You can see how the willows on the right look grayish bluish by contrast.
This might be finished, or maybe after letting it mull for awhile I will see ways to make it better. At least the greens are back to their correct colors now.

One of the most difficult parts of painting a mural for me is that the brushes don’t hold their shape. They get clogged up by paint, the ends splay out, and it is just impossible to draw with them or make edges look clean or accurate or anything at all like I want.

Sigh. Best viewed from the back of a fast horse. . .

Unfading a Mural

The primary colors of red, blue, and yellow plus white are how I mix colors to paint murals. The paints are supposed to be highly pigmented and lightfast, but yellow ALWAYS fades first. Since green is made from blue and yellow, greens turn to grayish blues.
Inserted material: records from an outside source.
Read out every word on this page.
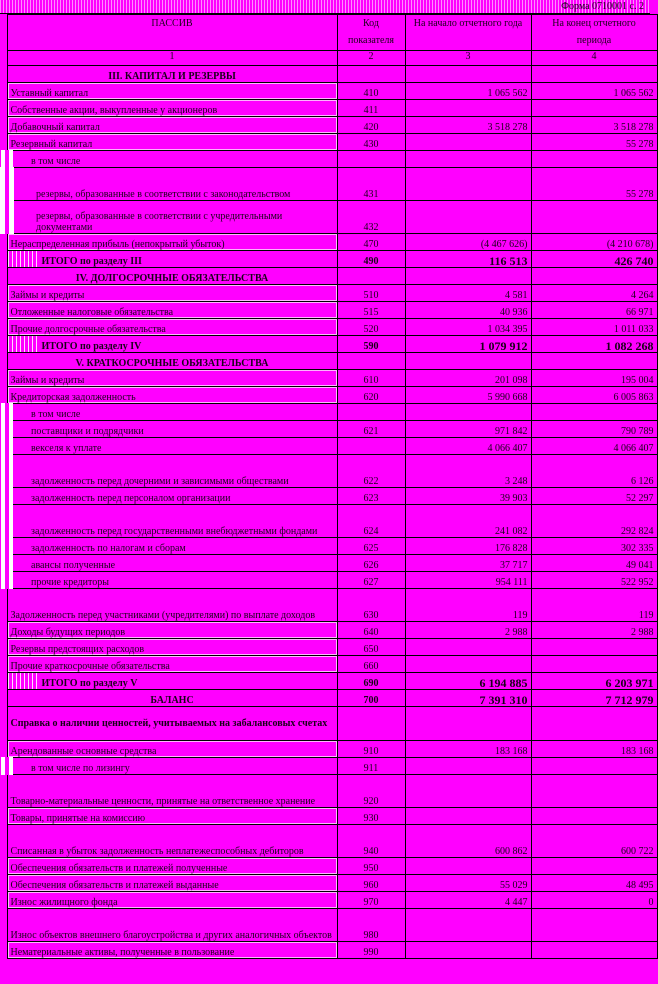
Форма 0710001 с. 2
ПАССИВ	Код показателя	На начало отчетного года	На конец отчетного периода
1	2	3	4
III. КАПИТАЛ И РЕЗЕРВЫ			
Уставный капитал	410	1 065 562	1 065 562
Собственные акции, выкупленные у акционеров	411		
Добавочный капитал	420	3 518 278	3 518 278
Резервный капитал	430		55 278
в том числе			
резервы, образованные в соответствии с законодательством	431		55 278
резервы, образованные в соответствии с учредительными документами	432		
Нераспределенная прибыль (непокрытый убыток)	470	(4 467 626)	(4 210 678)
ИТОГО по разделу III	490	116 513	426 740
IV. ДОЛГОСРОЧНЫЕ ОБЯЗАТЕЛЬСТВА			
Займы и кредиты	510	4 581	4 264
Отложенные налоговые обязательства	515	40 936	66 971
Прочие долгосрочные обязательства	520	1 034 395	1 011 033
ИТОГО по разделу IV	590	1 079 912	1 082 268
V. КРАТКОСРОЧНЫЕ ОБЯЗАТЕЛЬСТВА			
Займы и кредиты	610	201 098	195 004
Кредиторская задолженность	620	5 990 668	6 005 863
в том числе			
поставщики и подрядчики	621	971 842	790 789
векселя к уплате		4 066 407	4 066 407
задолженность перед дочерними и зависимыми обществами	622	3 248	6 126
задолженность перед персоналом организации	623	39 903	52 297
задолженность перед государственными внебюджетными фондами	624	241 082	292 824
задолженность по налогам и сборам	625	176 828	302 335
авансы полученные	626	37 717	49 041
прочие кредиторы	627	954 111	522 952
Задолженность перед участниками (учредителями) по выплате доходов	630	119	119
Доходы будущих периодов	640	2 988	2 988
Резервы предстоящих расходов	650		
Прочие краткосрочные обязательства	660		
ИТОГО по разделу V	690	6 194 885	6 203 971
БАЛАНС	700	7 391 310	7 712 979
Справка о наличии ценностей, учитываемых на забалансовых счетах			
Арендованные основные средства	910	183 168	183 168
в том числе по лизингу	911		
Товарно-материальные ценности, принятые на ответственное хранение	920		
Товары, принятые на комиссию	930		
Списанная в убыток задолженность неплатежеспособных дебиторов	940	600 862	600 722
Обеспечения обязательств и платежей полученные	950		
Обеспечения обязательств и платежей выданные	960	55 029	48 495
Износ жилищного фонда	970	4 447	0
Износ объектов внешнего благоустройства и других аналогичных объектов	980		
Нематериальные активы, полученные в пользование	990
Two years ago I repainted the big Mineral King mural in Exeter because of this problem. When I ordered paints for the job, the paint company said of my yellow choice, “We no longer recommend that yellow for outdoor use.” Well, that certainly explains a lot. So now I am refreshing murals a little at a time, as I am able.

This mural was looking very tired to me. The owners weren’t unhappy with it, but it was hurting my eyes and my pride.

See how faded the greens are? The mural looks sort of okay, because the values (the darks and lights) are intact.
After pouring out the greens, I looked down and saw the green leaf from a Live Oak tree that matched almost perfectly. (That’s what color junkies do.)
The distant mountains, trees and basic landscape stuff can be left in their bluish state because that helps them appear farther away. (I started on some of the trees – that is why they are brighter green.)

Here is a good example of Before and After of the same area.

Tomorrow I’ll show you more of the repainting session. Meanwhile, I have to go scrape dried paint off my knuckles.

Saw on a Saw, Done

Stick a fork in it, it’s done. (Better not – the tines will bend.)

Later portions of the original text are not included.